By Audrey Roofeh ’00

couple cutting wedding cake

When I meet with a new client for the first time, I usually have a set of slides I use to introduce our team. I used to use a professional photo of me in a suit. And one day I dropped that picture and added this portrait from my parents’ wedding day, which says more about how I approach my work for them than any headshot could.

My story, and how I came to do work on equity, inclusion, diversity, and accessibility, starts in Chicago in 1975. My father, Jahanshah Roofeh, was a recent immigrant from Iran, working at Rush Hospital. That’s where he met his colleague Elizabeth Mary Margaret Mills Jennings. She said he looked like actor Omar Sharif. They fell in love, got married, and had three kids. I was the oldest.
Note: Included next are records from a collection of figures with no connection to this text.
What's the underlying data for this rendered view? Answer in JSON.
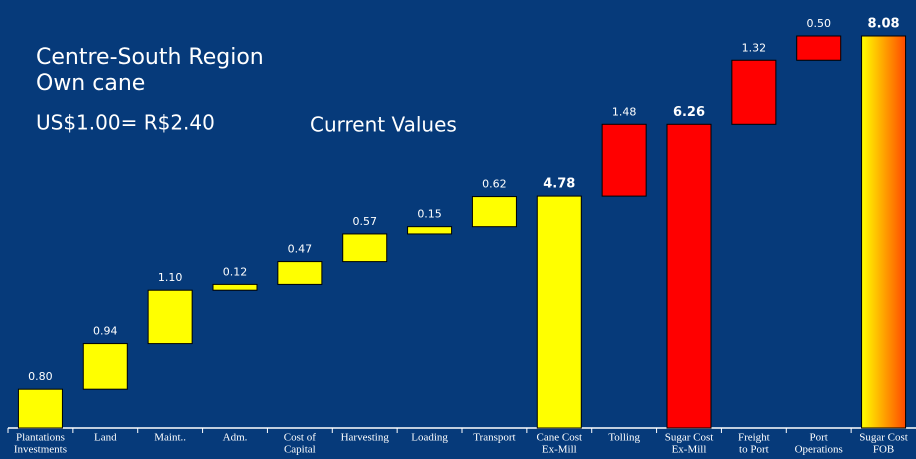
{
  "chart_data": {
    "type": "waterfall",
    "title": "Centre-South Region",
    "subtitle": "Own cane",
    "annotations": [
      "US$1.00= R$2.40",
      "Current Values"
    ],
    "categories": [
      [
        "Plantations",
        "Investments"
      ],
      [
        "Land"
      ],
      [
        "Maint.."
      ],
      [
        "Adm."
      ],
      [
        "Cost of",
        "Capital"
      ],
      [
        "Harvesting"
      ],
      [
        "Loading"
      ],
      [
        "Transport"
      ],
      [
        "Cane Cost",
        "Ex-Mill"
      ],
      [
        "Tolling"
      ],
      [
        "Sugar Cost",
        "Ex-Mill"
      ],
      [
        "Freight",
        "to Port"
      ],
      [
        "Port",
        "Operations"
      ],
      [
        "Sugar Cost",
        "FOB"
      ]
    ],
    "values": [
      0.8,
      0.94,
      1.1,
      0.12,
      0.47,
      0.57,
      0.15,
      0.62,
      4.78,
      1.48,
      6.26,
      1.32,
      0.5,
      8.08
    ],
    "value_labels": [
      "0.80",
      "0.94",
      "1.10",
      "0.12",
      "0.47",
      "0.57",
      "0.15",
      "0.62",
      "4.78",
      "1.48",
      "6.26",
      "1.32",
      "0.50",
      "8.08"
    ],
    "total_indices": [
      8,
      10,
      13
    ],
    "colors": [
      "#ffff00",
      "#ffff00",
      "#ffff00",
      "#ffff00",
      "#ffff00",
      "#ffff00",
      "#ffff00",
      "#ffff00",
      "#ffff00",
      "#ff0000",
      "#ff0000",
      "#ff0000",
      "#ff0000",
      [
        "#ffff00",
        "#ff4a00"
      ]
    ],
    "ylim": [
      0,
      8.5
    ]
  }
}
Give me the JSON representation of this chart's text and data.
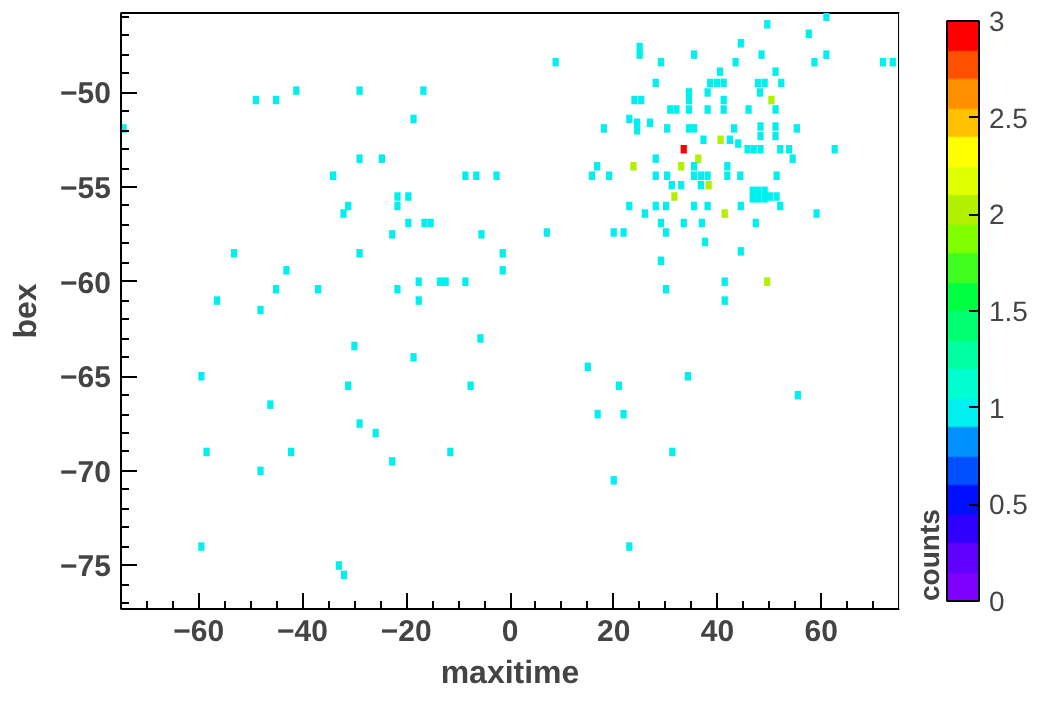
{
  "chart_data": {
    "type": "scatter",
    "xlabel": "maxitime",
    "ylabel": "bex",
    "clabel": "counts",
    "marker": "square",
    "grid": false,
    "xlim": [
      -75,
      75
    ],
    "ylim": [
      -77.3,
      -45.8
    ],
    "xticks": [
      -60,
      -40,
      -20,
      0,
      20,
      40,
      60
    ],
    "yticks": [
      -75,
      -70,
      -65,
      -60,
      -55,
      -50
    ],
    "clim": [
      0,
      3
    ],
    "cticks": [
      0,
      0.5,
      1,
      1.5,
      2,
      2.5,
      3
    ],
    "x": [
      -49,
      -45.1,
      -41.2,
      -29,
      -16.7,
      -18.6,
      -74.5,
      -29,
      -24.7,
      -34.1,
      -8.6,
      -6.5,
      -2.6,
      -21.7,
      -19.6,
      -21.7,
      -31.2,
      -32.1,
      -19.6,
      -16.5,
      -15.3,
      -22.7,
      -5.5,
      -53.2,
      -29,
      -1.4,
      -43.1,
      -1.4,
      -45.1,
      -37,
      -21.7,
      -17.6,
      -13.5,
      -12.4,
      -8.6,
      -56.5,
      -17.6,
      -48.1,
      -30,
      -5.7,
      -18.6,
      -59.5,
      -31.2,
      -7.6,
      -46.2,
      -29,
      -25.9,
      -58.5,
      -42.2,
      -11.5,
      -22.7,
      -48.1,
      -59.5,
      -33,
      -32,
      15,
      21,
      34.3,
      55.5,
      16.9,
      21.9,
      31.3,
      20,
      23,
      61,
      49.6,
      57.6,
      25,
      25,
      35.5,
      44.5,
      48.5,
      61,
      8.8,
      29.1,
      43.5,
      58.7,
      71.9,
      73.8,
      40.5,
      28.1,
      38.6,
      39.9,
      41.2,
      47.8,
      49.1,
      52.3,
      51.2,
      34.5,
      34.5,
      38.1,
      24,
      25.3,
      41.2,
      50.4,
      48.2,
      30.9,
      32.1,
      38.1,
      41.2,
      23,
      34.5,
      46,
      51.2,
      18.1,
      24.5,
      24.5,
      27,
      30.3,
      34.5,
      35.5,
      37.3,
      43.2,
      48.3,
      48.3,
      51.2,
      51.2,
      55.3,
      33.5,
      40.6,
      36.3,
      23.8,
      33,
      31.7,
      38.3,
      41.4,
      49.6,
      42.4,
      44,
      45.8,
      47,
      48.3,
      52.1,
      53.8,
      54.5,
      62.6,
      28.1,
      16.8,
      15.8,
      19.1,
      28.1,
      30.3,
      35.5,
      36.8,
      38.1,
      41.9,
      41.9,
      44.4,
      51.4,
      35.5,
      31.2,
      33,
      36.8,
      46.8,
      47.9,
      49.1,
      50.1,
      46.8,
      47.9,
      49.1,
      51.4,
      23,
      28.1,
      30.1,
      35.5,
      38.1,
      44.5,
      52.1,
      26,
      59.1,
      29.1,
      33.5,
      37,
      47.4,
      7.1,
      20,
      21.9,
      30.1,
      37.6,
      44.5,
      29.1,
      30.1,
      41.4,
      41.4
    ],
    "values": [
      -50.4,
      -50.4,
      -49.9,
      -49.9,
      -49.9,
      -51.4,
      -51.9,
      -53.5,
      -53.5,
      -54.4,
      -54.4,
      -54.4,
      -54.4,
      -55.5,
      -55.5,
      -56,
      -56,
      -56.4,
      -56.9,
      -56.9,
      -56.9,
      -57.5,
      -57.5,
      -58.5,
      -58.5,
      -58.5,
      -59.4,
      -59.4,
      -60.4,
      -60.4,
      -60.4,
      -60,
      -60,
      -60,
      -60,
      -61,
      -61,
      -61.5,
      -63.4,
      -63,
      -64,
      -65,
      -65.5,
      -65.5,
      -66.5,
      -67.5,
      -68,
      -69,
      -69,
      -69,
      -69.5,
      -70,
      -74,
      -75,
      -75.5,
      -64.5,
      -65.5,
      -65,
      -66,
      -67,
      -67,
      -69,
      -70.5,
      -74,
      -46,
      -46.4,
      -46.9,
      -47.6,
      -48,
      -48,
      -47.4,
      -48,
      -48,
      -48.4,
      -48.4,
      -48.4,
      -48.4,
      -48.4,
      -48.4,
      -48.9,
      -49.5,
      -49.5,
      -49.5,
      -49.5,
      -49.5,
      -49.5,
      -49.5,
      -48.9,
      -50,
      -50.4,
      -50,
      -50.4,
      -50.4,
      -50.4,
      -50.4,
      -50,
      -50.9,
      -50.9,
      -50.9,
      -50.9,
      -51.4,
      -50.9,
      -50.9,
      -50.9,
      -51.9,
      -51.6,
      -52,
      -51.6,
      -51.9,
      -51.9,
      -51.9,
      -52.5,
      -51.9,
      -51.8,
      -52.3,
      -51.8,
      -52.3,
      -51.9,
      -53,
      -52.5,
      -53.5,
      -53.9,
      -53.9,
      -55.5,
      -54.9,
      -56.4,
      -60,
      -52.5,
      -52.7,
      -53,
      -53,
      -53,
      -53,
      -53,
      -53.5,
      -53,
      -53.5,
      -53.9,
      -54.4,
      -54.4,
      -54.4,
      -54.4,
      -54.4,
      -54.4,
      -54.4,
      -53.9,
      -54.4,
      -54.4,
      -54.4,
      -53.9,
      -54.9,
      -54.9,
      -54.9,
      -55.2,
      -55.2,
      -55.2,
      -55.5,
      -55.6,
      -55.6,
      -55.6,
      -55.5,
      -56,
      -56,
      -56,
      -56,
      -56,
      -56,
      -56,
      -56.4,
      -56.4,
      -56.9,
      -56.9,
      -56.9,
      -56.9,
      -57.4,
      -57.4,
      -57.4,
      -57.4,
      -57.9,
      -58.4,
      -58.9,
      -60.4,
      -60,
      -61
    ],
    "cvalues": [
      1,
      1,
      1,
      1,
      1,
      1,
      1,
      1,
      1,
      1,
      1,
      1,
      1,
      1,
      1,
      1,
      1,
      1,
      1,
      1,
      1,
      1,
      1,
      1,
      1,
      1,
      1,
      1,
      1,
      1,
      1,
      1,
      1,
      1,
      1,
      1,
      1,
      1,
      1,
      1,
      1,
      1,
      1,
      1,
      1,
      1,
      1,
      1,
      1,
      1,
      1,
      1,
      1,
      1,
      1,
      1,
      1,
      1,
      1,
      1,
      1,
      1,
      1,
      1,
      1,
      1,
      1,
      1,
      1,
      1,
      1,
      1,
      1,
      1,
      1,
      1,
      1,
      1,
      1,
      1,
      1,
      1,
      1,
      1,
      1,
      1,
      1,
      1,
      1,
      1,
      1,
      1,
      1,
      1,
      2,
      1,
      1,
      1,
      1,
      1,
      1,
      1,
      1,
      1,
      1,
      1,
      1,
      1,
      1,
      1,
      1,
      1,
      1,
      1,
      1,
      1,
      1,
      1,
      3,
      2,
      2,
      2,
      2,
      2,
      2,
      2,
      2,
      1,
      1,
      1,
      1,
      1,
      1,
      1,
      1,
      1,
      1,
      1,
      1,
      1,
      1,
      1,
      1,
      1,
      1,
      1,
      1,
      1,
      1,
      1,
      1,
      1,
      1,
      1,
      1,
      1,
      1,
      1,
      1,
      1,
      1,
      1,
      1,
      1,
      1,
      1,
      1,
      1,
      1,
      1,
      1,
      1,
      1,
      1,
      1,
      1,
      1,
      1,
      1,
      1,
      1,
      1,
      1,
      1
    ]
  }
}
For me, being a part of an Iranian-Irish-American household offered the chance to think about and to experience being an insider and an outsider, even within our own family.

For many years I didn’t talk about my background. I didn’t know how. Then I observed people describe themselves as half-white or half-something. I took on that explanation, but I learned that being half always meant not being enough for someone else. What I realized as I got older was that I am not half anything. I’m double.

In some places I’m white as can be, and that’s easy as can be. I don’t notice my race at all. No one makes any offhand remarks; I don’t suffer any consequence, big or small, because of it. And other times, when I stand out as Iranian American, I can see how my race and my ethnicity affect me, how I’m treated differently. That double identity gave me the gift of seeing my own whiteness and how I uphold systems of oppression. This experience helped me to talk about ways I am privileged as well as the ways I’m charged for being — or appearing — nonwhite. That’s not easy when others have already decided what box I belong in.

This is what I tell clients when we begin working together. My experience being the child of Liz and Jahan is that it’s hard to deeply understand how people experience exclusion or respect unless you can empathize with others’ experiences. And you can’t empathize with others’ experiences unless you can name it and recognize it.

Being able to recognize what makes people feel a sense of belonging is the gift my parents gave me. Now I share that with others by helping people understand one another’s experiences and how each person has value at work.

This was the gift of a lifetime. 

Audrey Roofeh ’00 is the CEO of Mariana Strategies, a workplace culture consulting firm focused on creating safe and inclusive workplaces.